In fact, the conditional formula is open the same on excel, but with that formula in a cell, excel adds a ‘@’ on the first argument of SMALL
=AND($B5=$E$5;$C5<=SUMPRODUCT(SMALL(IF((@color=$E$5);amount;"");3)))
ArrayCondition.xlsx (9.0 KB)

The @ there is a UI representation of current row of the range named color, i.e. the explicit notation of the implicit intersection of the (cell/conditional) formula’s position and the color range. It works with and without @ (or should).

@Villeroy Thanks. Sumproduct is a neat solution. I am not sure how this work correctly in this Tutorial.
mikekaganski : Being the first post, I could not attach the calc sheet.
@erAck . yes,in excel this works without CSE. I tried index to return the array and not get the correct result.
Note: Forum has lot of checks even I can not refer more than two with @ :slight_smile:

@guilhem: another case of useless limitations. Limiting new users from attaching files on a resource dedicated to helping (new) users is unreasonable. I understand why mass-referencing @ is limited here, though :slight_smile: - that latter thing should not be a blocker.

As far as I know, the xlsx format does not allow you to store the formula for a conditional formatting rule as an array formula. Also, when defining a conditional formatting rule, you cannot specify an array formula interactively (Ctrl + Shift + Enter) or through the properties of the FormatCondition object.
So Excel has (as usual) its own opinion whether you entered an array formula or not.

It may not be a matter of array formula, hence my question. Some functions force some arguments to array mode, like SUMPRODUCT() does. We may have missed to implement that for the first parameter of SMALL() and LARGE().

The first parameters of SMALL() and LARGE() are specified NumberSequencList, surely to be designated as a ReferenceList in a use-case.
Can this be compatible with ForceArray? The specifications don’t contain the ForceArray.

My previous post was solely about conditional formatting formulas.
If in Excel (2019, en_US), in the conditions of the example from @Villeroy, we enter in any cell the array formula
=SMALL(IF(color=$E$5,amount),3)
then the result will be 300. If you enter as a regular formula, then #NUM!

@erAck Yes, you are correct.
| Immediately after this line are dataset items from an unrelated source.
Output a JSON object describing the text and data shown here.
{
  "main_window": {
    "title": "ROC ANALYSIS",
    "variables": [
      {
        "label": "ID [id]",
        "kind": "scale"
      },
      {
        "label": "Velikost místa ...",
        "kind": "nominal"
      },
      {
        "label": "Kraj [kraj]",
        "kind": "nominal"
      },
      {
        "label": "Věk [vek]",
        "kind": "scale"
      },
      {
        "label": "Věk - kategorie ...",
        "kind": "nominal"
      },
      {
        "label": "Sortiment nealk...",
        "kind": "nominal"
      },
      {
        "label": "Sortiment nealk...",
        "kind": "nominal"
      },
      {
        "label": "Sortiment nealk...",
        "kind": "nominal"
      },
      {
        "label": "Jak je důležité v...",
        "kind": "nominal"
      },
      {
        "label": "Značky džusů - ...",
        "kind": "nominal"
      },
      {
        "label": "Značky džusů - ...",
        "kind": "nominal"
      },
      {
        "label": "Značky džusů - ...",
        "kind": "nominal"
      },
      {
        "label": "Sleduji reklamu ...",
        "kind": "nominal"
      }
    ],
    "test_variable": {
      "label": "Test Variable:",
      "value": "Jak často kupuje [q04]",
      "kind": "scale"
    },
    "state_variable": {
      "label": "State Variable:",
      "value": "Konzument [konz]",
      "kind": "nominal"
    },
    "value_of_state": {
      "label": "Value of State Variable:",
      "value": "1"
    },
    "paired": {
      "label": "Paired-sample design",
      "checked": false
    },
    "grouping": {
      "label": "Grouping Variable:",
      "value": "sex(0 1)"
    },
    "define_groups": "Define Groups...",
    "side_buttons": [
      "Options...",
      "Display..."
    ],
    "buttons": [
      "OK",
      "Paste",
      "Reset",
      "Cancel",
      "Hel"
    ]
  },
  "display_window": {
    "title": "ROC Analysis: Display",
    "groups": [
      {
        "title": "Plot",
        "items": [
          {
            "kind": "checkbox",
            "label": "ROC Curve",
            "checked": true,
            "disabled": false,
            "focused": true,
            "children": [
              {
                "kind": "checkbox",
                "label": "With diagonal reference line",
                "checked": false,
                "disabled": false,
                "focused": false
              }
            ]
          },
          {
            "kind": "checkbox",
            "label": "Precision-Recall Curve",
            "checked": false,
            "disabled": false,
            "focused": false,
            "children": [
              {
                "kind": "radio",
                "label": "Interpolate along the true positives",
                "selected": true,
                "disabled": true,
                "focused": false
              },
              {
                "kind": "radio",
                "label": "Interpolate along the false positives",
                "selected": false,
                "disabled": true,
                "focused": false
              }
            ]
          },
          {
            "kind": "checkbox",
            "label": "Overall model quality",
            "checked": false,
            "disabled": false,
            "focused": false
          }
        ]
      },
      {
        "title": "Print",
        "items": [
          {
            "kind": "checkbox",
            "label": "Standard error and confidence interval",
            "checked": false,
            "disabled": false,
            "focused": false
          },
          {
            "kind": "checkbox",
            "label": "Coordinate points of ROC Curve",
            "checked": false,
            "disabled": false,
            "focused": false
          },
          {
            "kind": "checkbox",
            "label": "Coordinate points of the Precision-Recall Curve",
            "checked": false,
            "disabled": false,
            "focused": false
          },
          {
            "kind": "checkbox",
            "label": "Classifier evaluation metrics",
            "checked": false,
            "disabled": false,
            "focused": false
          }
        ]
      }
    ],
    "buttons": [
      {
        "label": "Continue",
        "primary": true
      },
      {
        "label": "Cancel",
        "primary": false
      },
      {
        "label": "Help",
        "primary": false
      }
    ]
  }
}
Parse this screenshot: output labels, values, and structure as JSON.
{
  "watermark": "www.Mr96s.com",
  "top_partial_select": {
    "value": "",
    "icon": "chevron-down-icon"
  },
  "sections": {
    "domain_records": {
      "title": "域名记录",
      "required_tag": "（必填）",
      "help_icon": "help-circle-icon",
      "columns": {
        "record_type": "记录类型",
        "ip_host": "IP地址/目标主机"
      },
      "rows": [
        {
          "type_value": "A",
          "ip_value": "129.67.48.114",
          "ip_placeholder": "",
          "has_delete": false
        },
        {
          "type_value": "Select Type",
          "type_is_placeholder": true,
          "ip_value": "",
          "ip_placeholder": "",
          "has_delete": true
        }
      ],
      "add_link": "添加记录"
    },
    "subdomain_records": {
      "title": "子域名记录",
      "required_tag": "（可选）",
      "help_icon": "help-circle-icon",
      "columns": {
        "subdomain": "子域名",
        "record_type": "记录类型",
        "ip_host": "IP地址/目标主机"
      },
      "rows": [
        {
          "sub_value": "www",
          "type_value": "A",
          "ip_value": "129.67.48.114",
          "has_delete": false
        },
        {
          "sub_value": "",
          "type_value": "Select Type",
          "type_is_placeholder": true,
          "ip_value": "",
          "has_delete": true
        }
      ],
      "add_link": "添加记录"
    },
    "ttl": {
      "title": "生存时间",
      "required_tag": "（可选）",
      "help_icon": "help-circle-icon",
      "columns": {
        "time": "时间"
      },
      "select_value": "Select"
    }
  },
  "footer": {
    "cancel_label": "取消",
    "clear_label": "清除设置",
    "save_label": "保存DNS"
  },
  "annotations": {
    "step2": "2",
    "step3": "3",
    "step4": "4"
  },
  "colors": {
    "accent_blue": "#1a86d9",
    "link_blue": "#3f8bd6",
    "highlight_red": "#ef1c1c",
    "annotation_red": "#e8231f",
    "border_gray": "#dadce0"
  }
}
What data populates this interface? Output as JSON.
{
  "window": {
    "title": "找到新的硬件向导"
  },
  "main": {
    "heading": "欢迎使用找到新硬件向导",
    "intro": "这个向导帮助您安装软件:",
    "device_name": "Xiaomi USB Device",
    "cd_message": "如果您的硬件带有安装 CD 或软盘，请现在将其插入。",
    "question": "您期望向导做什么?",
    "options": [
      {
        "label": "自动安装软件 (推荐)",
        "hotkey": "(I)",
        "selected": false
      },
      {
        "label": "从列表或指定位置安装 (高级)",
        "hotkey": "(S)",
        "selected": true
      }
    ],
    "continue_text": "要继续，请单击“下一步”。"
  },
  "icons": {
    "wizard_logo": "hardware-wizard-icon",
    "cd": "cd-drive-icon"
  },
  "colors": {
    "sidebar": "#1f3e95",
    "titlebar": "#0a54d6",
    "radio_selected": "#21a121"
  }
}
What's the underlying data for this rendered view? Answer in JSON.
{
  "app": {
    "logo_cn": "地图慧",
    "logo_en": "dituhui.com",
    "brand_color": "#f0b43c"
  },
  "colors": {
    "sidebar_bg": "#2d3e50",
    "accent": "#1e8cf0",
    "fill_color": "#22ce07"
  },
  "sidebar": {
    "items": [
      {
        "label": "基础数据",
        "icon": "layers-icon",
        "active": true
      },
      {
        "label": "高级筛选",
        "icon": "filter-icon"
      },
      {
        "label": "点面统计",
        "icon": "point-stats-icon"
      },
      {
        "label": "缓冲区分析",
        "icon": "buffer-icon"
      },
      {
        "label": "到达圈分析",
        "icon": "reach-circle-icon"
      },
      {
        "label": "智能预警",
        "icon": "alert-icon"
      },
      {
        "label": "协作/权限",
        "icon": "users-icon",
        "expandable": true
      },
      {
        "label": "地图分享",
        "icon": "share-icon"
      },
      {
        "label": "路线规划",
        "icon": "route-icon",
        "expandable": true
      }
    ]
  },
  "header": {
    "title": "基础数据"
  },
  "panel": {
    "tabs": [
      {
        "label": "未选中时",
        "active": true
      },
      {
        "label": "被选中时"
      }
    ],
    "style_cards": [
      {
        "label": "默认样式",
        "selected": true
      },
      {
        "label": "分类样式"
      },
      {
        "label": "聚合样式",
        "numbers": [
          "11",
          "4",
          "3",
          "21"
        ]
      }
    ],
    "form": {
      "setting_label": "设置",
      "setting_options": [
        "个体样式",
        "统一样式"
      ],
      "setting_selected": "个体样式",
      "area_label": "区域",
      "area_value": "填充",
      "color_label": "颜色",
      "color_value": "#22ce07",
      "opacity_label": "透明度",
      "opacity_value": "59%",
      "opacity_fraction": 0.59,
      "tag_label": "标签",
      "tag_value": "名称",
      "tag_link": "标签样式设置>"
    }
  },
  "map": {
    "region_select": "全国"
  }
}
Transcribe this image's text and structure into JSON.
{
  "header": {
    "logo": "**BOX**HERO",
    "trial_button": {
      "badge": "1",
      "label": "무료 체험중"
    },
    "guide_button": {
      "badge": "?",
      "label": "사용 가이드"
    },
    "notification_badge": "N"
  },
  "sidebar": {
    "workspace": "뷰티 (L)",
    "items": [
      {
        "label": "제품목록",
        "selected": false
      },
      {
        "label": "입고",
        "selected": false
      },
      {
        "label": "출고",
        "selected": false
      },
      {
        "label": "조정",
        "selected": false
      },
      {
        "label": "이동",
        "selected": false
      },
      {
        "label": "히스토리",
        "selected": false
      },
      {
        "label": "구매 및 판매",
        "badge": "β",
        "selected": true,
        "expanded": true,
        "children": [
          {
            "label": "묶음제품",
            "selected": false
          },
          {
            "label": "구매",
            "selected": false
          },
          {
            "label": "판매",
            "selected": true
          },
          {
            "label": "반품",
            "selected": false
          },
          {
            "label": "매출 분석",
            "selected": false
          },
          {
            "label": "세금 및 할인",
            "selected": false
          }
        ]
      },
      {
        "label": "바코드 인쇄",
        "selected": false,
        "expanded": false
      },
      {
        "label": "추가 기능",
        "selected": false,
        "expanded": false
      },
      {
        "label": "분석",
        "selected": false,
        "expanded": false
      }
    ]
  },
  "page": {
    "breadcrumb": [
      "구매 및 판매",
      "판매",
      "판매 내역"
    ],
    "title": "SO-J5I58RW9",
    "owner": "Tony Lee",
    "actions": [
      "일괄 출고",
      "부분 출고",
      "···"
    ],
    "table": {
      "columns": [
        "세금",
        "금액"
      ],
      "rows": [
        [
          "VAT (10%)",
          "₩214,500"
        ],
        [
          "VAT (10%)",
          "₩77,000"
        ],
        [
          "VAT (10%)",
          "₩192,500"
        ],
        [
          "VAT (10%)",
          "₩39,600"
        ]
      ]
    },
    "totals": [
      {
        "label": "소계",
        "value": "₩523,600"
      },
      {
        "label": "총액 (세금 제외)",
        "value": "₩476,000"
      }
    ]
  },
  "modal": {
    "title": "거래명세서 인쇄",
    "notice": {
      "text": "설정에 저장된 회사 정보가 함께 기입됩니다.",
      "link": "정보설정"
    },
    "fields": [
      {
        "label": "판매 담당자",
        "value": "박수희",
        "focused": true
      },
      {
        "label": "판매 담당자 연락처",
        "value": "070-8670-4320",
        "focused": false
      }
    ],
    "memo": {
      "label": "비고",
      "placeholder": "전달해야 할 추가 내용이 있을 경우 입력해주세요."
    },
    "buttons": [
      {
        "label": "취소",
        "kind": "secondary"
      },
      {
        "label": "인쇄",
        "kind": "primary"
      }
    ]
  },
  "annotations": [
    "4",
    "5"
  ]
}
In a single cell without CSE this will produce error. But in the conditions formula it returns the values correctly. I miss read your earlier post.

It could in this case as all references or array elements can be converted/appended to one numeric vector which the function expects.

However, according to

that’s not what Excel does.

Does this apply to (e.g.) {=SMALL(A1:A10~B1:B5+E1:E10~D6:D10;2)}?
If implemented, would it work with any two ReferenceList operands returning the same number of numeric list elements?
(That’s not fully realistic, but the software must do something even in less realistic cases. It can’t just grunt angrily.)

The + operator does not take reference lists, not even in array mode :wink:
Not sure what you’re up to. SMALL() and LARGE() take reference lists of any different dimensions, be it in normal or in array mode.

I don’t understand.
Array formula
=SMALL(A1:A10+B1:B10;2)
works in Calc (and in Excel). For arrays of different sizes it returns #VALUE!